Central nervous system (CNS) depression is a physiological state that can result in a decreased rate of breathing, decreased heart rate, and loss of consciousness possibly leading to coma or death.

It is the result of inhibited or suppressed brain activity.

Causes 
Depression of the central nervous system is generally caused by the use of depressant drugs such as ethanol, opioids, barbiturates, benzodiazepines, general anesthetics, and anticonvulsants such as pregabalin used to treat epilepsy.

Drug overdose is often caused by combining two or more depressant drugs, although overdose is also possible by consuming a large dose of one depressant drug.  Central nervous system depression can also be caused by the accidental or intentional inhalation or ingestion of certain volatile chemicals such as butanone (contained in plastic cement) or isopropyl alcohol.  Other causes of central nervous system depression are metabolic disturbances such as hypoglycaemia.

Comparison

In a study comparing the central nervous depression due to supra-therapeutic doses of triazolam (a benzodiazepine), pentobarbital (a barbiturate) and gamma-hydroxybutyric acid (GHB), it appeared as if GHB had the strongest dose-effect function. Since GHB has a high correlation between its dose and its central nervous system depression, it has a high risk of accidental overdose. In the case of accidental overdose of GHB, patients can become drowsy, fall asleep and may enter a coma. Although GHB had higher sedative effects at high doses as compared to triazolam and pentobarbital, it had less of an amnestic effect. Arousal of subjects who received GHB sometimes even required a painful stimulus; this was not seen in patients who received triazolam or pentobarbital group. During the heavy sedation with GHB, the subjects maintained normal respiration and blood pressure. This is often not the case with opioids as they cause respiratory depression.

Treatment 
Significant central nervous system depression is treated within a hospital setting by maintaining breathing and circulation. Individuals with reduced breathing may be given supplemental oxygen, while individuals who are not breathing can be ventilated with bag valve mask ventilation or by mechanical ventilation with a respirator. Sympathomimetic drugs may be used to attempt to stimulate cardiac output in order to maintain circulation. Central nervous system depression caused by certain drugs may respond to treatment with an antidote.

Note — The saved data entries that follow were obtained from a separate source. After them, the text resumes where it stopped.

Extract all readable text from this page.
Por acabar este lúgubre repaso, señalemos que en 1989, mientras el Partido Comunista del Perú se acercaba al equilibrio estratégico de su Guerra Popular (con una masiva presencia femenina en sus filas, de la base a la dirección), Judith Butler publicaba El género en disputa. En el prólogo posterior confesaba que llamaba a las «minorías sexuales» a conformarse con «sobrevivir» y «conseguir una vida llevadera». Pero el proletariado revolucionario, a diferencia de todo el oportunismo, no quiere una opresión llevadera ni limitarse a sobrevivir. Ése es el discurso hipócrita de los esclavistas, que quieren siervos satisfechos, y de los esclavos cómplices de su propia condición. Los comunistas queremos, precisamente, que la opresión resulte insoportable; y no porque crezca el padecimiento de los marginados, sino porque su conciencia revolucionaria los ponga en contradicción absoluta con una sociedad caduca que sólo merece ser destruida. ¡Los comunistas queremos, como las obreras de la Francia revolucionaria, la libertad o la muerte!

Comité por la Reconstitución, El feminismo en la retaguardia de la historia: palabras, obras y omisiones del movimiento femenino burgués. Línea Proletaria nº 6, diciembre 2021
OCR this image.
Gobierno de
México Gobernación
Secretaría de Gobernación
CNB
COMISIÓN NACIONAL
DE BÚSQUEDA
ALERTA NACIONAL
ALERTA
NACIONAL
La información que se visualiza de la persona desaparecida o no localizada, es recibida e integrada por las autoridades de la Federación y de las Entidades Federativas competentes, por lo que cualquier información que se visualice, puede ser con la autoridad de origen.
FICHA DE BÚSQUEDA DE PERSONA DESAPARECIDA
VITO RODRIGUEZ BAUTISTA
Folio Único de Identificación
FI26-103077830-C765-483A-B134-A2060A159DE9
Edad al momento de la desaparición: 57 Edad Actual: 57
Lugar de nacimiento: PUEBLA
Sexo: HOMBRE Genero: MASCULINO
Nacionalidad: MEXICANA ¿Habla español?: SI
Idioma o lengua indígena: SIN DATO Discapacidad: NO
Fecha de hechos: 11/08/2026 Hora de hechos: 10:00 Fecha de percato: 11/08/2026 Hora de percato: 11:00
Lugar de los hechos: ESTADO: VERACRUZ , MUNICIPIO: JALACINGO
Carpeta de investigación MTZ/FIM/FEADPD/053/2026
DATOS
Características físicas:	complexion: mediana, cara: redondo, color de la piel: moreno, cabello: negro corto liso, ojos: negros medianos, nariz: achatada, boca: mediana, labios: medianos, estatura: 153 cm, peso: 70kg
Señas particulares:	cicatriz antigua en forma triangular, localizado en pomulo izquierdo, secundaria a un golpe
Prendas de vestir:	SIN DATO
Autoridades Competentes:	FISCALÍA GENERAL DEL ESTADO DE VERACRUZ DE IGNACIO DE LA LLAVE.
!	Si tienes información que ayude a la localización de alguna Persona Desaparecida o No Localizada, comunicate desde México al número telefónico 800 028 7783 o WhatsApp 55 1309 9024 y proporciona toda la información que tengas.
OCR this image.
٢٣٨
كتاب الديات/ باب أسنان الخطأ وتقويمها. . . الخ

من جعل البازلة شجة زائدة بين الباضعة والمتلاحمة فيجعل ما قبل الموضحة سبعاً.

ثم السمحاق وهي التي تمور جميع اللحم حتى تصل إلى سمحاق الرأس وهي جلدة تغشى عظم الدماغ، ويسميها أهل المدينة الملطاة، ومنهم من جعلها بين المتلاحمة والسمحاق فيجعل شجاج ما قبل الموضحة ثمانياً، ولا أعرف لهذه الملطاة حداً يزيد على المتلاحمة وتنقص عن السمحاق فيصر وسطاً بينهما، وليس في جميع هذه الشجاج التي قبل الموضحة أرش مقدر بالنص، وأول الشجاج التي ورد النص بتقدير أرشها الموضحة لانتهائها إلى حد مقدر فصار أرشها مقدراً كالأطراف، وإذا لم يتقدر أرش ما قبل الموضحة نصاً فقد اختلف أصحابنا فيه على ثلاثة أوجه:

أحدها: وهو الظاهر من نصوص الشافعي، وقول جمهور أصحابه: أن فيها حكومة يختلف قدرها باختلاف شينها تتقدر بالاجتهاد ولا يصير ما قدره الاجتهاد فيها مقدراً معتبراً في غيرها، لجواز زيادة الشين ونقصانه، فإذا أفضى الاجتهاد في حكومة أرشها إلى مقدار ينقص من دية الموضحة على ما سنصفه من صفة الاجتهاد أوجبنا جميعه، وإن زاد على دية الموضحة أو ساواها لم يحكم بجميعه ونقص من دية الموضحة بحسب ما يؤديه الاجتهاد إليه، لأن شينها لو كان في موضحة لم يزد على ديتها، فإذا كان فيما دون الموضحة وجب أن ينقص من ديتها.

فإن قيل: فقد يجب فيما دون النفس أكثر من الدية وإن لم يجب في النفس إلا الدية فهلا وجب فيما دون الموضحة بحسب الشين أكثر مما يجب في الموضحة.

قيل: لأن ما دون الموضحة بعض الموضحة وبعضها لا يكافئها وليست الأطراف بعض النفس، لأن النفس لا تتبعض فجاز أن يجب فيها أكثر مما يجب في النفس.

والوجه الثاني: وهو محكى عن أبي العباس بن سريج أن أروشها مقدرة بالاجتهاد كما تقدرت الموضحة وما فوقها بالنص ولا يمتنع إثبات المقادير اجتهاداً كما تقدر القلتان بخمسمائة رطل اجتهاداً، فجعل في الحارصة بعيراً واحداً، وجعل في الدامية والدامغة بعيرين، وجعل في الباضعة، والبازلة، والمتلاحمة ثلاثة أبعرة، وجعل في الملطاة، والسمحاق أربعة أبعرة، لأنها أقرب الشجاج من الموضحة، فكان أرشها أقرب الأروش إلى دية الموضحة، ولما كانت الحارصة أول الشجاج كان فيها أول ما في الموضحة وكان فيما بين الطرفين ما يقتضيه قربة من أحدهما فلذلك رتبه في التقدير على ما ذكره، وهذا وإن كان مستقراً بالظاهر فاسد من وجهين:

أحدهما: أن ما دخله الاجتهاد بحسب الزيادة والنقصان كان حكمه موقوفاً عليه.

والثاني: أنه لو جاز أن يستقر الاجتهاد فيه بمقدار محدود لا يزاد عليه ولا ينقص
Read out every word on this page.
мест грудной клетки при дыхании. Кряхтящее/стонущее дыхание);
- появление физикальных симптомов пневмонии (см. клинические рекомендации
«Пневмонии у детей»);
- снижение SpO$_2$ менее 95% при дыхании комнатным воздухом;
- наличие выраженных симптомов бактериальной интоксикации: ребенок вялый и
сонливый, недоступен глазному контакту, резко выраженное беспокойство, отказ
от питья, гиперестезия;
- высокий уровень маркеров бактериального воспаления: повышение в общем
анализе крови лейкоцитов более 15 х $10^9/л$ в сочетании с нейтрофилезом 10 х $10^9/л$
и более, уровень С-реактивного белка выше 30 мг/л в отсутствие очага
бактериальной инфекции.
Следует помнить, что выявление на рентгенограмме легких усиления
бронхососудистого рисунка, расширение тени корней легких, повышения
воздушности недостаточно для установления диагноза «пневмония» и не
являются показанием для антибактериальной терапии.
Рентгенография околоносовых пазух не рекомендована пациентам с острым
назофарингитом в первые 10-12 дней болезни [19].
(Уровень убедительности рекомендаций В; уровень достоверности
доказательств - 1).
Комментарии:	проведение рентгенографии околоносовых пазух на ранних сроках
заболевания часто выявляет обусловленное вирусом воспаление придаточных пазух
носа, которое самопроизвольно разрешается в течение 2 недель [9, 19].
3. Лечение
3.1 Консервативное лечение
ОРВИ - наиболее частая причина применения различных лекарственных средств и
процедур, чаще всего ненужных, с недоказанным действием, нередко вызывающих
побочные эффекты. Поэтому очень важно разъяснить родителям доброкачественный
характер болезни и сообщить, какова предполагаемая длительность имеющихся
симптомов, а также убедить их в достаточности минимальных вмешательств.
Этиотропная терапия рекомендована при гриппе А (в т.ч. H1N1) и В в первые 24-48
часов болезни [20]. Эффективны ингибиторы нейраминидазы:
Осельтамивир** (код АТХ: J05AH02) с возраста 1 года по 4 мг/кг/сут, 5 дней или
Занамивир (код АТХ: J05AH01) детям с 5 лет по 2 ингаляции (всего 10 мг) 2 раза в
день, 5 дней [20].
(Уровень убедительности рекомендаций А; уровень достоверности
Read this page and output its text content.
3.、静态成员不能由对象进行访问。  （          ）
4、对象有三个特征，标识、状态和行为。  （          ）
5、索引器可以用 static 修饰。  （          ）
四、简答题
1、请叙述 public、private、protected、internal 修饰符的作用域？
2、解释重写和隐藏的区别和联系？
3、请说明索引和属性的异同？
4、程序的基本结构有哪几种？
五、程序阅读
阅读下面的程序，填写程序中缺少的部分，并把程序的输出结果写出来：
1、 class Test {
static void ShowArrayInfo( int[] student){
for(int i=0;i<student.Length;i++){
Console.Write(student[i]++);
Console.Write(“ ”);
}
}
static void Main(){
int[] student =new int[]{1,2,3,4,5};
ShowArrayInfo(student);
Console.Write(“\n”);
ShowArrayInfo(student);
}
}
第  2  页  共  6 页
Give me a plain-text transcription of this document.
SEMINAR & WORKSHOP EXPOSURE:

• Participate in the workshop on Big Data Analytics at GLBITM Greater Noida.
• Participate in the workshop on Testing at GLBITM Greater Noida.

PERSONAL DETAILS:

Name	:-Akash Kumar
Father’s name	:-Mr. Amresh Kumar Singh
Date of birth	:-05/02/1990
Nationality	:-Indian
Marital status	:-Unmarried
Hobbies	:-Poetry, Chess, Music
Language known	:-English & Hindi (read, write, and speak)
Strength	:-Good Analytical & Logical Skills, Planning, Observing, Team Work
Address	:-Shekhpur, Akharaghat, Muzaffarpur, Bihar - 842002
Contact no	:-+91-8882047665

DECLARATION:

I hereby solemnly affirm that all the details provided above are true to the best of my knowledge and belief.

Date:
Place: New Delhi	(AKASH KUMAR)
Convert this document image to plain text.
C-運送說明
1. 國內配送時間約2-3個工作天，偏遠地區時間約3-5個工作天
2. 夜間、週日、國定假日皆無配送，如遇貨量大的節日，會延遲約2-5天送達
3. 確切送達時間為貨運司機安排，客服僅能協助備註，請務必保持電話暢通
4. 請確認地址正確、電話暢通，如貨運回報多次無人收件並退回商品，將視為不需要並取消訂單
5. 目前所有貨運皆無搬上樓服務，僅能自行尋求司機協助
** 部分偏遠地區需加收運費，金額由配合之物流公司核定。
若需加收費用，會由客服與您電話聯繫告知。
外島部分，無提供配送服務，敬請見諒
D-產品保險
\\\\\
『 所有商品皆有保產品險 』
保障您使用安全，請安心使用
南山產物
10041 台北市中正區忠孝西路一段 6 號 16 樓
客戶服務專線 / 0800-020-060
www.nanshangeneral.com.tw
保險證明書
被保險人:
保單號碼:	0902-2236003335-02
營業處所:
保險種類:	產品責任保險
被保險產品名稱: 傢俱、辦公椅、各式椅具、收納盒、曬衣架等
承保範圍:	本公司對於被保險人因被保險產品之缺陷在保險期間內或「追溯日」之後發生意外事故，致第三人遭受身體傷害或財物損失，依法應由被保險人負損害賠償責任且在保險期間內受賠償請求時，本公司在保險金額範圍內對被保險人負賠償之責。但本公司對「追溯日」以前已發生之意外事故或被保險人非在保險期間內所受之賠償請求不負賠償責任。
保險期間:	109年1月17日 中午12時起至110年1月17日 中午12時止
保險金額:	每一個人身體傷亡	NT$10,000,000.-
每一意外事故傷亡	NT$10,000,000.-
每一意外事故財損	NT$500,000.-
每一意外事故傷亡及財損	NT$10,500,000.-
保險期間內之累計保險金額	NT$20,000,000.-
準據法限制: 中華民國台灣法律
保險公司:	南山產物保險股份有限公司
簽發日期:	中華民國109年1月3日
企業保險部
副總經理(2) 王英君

There are two antidotes that are frequently used in the hospital setting and these are naloxone and flumazenil. Naloxone is an opioid antagonist and reverses the central nervous depressive effects seen in opioid overdose. In the setting of a colonoscopy, naloxone is rarely administered but when it is administered, its half-life is shorter than some common opioid agonists. Therefore, the patient may still exhibit central nervous system depression after the naloxone has been cleared. Naloxone is typically administered in short intervals with relatively small doses in order to prevent the occurrence of withdrawal, pain, and sympathetic nervous system activation. Flumazenil is a benzodiazepine antagonist and blocks the binding of benzodiazepines to gamma-aminobutyric acid receptors. Similarly to naloxone, flumazenil has a short half-life, and this needs to be taken into account because the patient may exhibit central nervous depression after the antidote has been cleared. Benzodiazepines are used in the treatment of seizures and subsequently, the administration of flumazenil may result in seizures. Therefore, slow administration of flumazenil is necessary to prevent the occurrence of a seizure. These agents are rarely used in the setting of a colonoscopy as 98.8% of colonoscopies use sedatives but only 0.8% of them result in the administration of one of these antidotes. Even if they are rarely used in colonoscopies they are important in preventing the patient from entering a coma or developing respiratory depression when sedatives are not properly dosed. Outside of the colonoscopy setting, these agents are used for other procedures and in the case of drug overdose.